RNA sequencing (RNA-Seq) and chromatin immunoprecipitation followed by sequencing (ChIP-seq)

RNA was extracted with Trizol (Invitrogen) and subsequently cleaned and DNase treated using RNeasy columns (Qiagen). DNase-treated RNA was subjected to library preparation. Libraries for RNA-Seq were prepared with ScriptSeq complete Gold kit (Epicenter) and subjected to a 75 bp paired-end sequencing run on NextSeq 500, using Illumina’s NextSeq 500 high output sequencing kit following the manufacturer’s instructions.

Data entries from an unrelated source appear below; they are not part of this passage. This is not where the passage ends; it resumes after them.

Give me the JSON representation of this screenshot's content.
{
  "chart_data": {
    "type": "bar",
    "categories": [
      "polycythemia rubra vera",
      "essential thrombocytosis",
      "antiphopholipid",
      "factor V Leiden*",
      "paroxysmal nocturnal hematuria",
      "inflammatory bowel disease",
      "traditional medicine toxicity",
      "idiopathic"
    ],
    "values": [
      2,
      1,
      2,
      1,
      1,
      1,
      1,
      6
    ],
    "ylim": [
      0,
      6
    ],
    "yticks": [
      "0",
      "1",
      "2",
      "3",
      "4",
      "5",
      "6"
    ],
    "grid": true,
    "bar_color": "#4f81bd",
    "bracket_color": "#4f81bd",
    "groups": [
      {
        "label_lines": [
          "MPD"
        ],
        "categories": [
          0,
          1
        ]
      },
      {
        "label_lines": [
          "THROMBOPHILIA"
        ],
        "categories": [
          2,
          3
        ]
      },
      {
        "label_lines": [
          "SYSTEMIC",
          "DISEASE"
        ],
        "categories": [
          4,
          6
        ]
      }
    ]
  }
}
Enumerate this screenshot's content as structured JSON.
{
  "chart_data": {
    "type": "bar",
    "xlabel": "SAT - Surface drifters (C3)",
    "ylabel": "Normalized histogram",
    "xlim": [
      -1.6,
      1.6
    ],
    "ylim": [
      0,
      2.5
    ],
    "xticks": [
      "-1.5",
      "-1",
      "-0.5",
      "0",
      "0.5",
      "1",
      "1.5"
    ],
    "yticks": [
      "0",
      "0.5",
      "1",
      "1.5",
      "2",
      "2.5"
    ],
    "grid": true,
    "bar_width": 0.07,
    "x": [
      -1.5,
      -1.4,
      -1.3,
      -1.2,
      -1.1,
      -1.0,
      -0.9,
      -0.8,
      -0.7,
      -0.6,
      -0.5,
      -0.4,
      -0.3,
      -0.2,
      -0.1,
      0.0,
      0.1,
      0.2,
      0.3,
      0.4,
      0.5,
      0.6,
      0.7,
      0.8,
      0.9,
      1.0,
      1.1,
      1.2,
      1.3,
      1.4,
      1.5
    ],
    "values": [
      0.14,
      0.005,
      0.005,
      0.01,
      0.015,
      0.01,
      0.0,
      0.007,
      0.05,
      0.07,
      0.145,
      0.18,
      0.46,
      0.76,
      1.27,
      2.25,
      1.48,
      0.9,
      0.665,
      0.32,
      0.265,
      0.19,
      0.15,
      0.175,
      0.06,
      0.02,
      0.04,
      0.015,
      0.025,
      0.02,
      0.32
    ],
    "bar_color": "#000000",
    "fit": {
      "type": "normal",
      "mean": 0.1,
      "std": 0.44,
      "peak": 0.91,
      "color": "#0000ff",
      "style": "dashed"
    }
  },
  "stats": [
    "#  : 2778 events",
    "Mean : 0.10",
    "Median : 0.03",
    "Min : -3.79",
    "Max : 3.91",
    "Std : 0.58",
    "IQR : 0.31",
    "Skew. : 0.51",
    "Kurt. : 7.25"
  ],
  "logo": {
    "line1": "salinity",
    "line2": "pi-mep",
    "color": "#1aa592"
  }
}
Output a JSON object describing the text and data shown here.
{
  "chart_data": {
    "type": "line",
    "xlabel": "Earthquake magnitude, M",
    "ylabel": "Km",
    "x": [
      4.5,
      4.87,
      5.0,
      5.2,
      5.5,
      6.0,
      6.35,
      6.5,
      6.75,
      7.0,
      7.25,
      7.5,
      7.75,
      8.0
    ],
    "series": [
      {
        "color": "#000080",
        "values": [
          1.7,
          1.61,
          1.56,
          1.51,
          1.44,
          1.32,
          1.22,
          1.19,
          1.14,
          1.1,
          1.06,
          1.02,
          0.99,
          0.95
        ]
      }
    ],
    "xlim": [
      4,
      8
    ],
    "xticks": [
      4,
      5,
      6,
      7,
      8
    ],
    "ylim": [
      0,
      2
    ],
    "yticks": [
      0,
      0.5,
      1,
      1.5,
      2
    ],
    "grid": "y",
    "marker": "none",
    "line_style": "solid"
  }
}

For ChIP-seq, cells were cross-linked with 1% formaldehyde for 10 min, followed by quenching with 125 mM glycine for 5 min. Fixed cells were resuspended in cell lysis buffer (10 mM Tris-HCl, pH 7.5, 10 mM NaCl, 0.5% NP-40) and incubated on ice for 10 min. The lysates were washed with MNase digestion buffer (20 mM Tris-HCl, pH 7.5, 15 mM NaCl, 60 mM KCl, 1 mM CaCl₂) once and incubated for 20 min at 37 °C in the presence of 1000 Gel units of MNase (NEB, M0247S) in 250 μL reaction volume. After adding the same volume of sonication buffer (100 mM Tris-HCl, pH 8.1, 20 mM EDTA, 200 mM NaCl, 2% Triton X-100, 0.2% sodium deoxycholate), the lysates were sonicated for 5 min (30 sec-on/30 sec-off) in a Diagenode bioruptor and centrifuged at 15,000 rpm for 10 min. The cleared supernatant equivalent to 2–4 × 10⁶ cells was incubated with 2.5 μg of anti-EZH2 antibody (Cell Signaling, Cat. No. 5246) or 2 μg anti-H3K27Me3 antibody (Cell Signaling, Cat. No. 9733) on a rocker overnight. Bound chromatin was eluted and reverse cross-linked at 65 °C overnight. For next-generation sequencing, ChIP-seq libraries were prepared from 10 ng of ChIP and input DNA with the Ovation Ultralow DR Multiplex system (NuGEN). The ChIP-seq libraries were sequenced in a 51 bp paired-end run using the Illumina HiSeq 2000.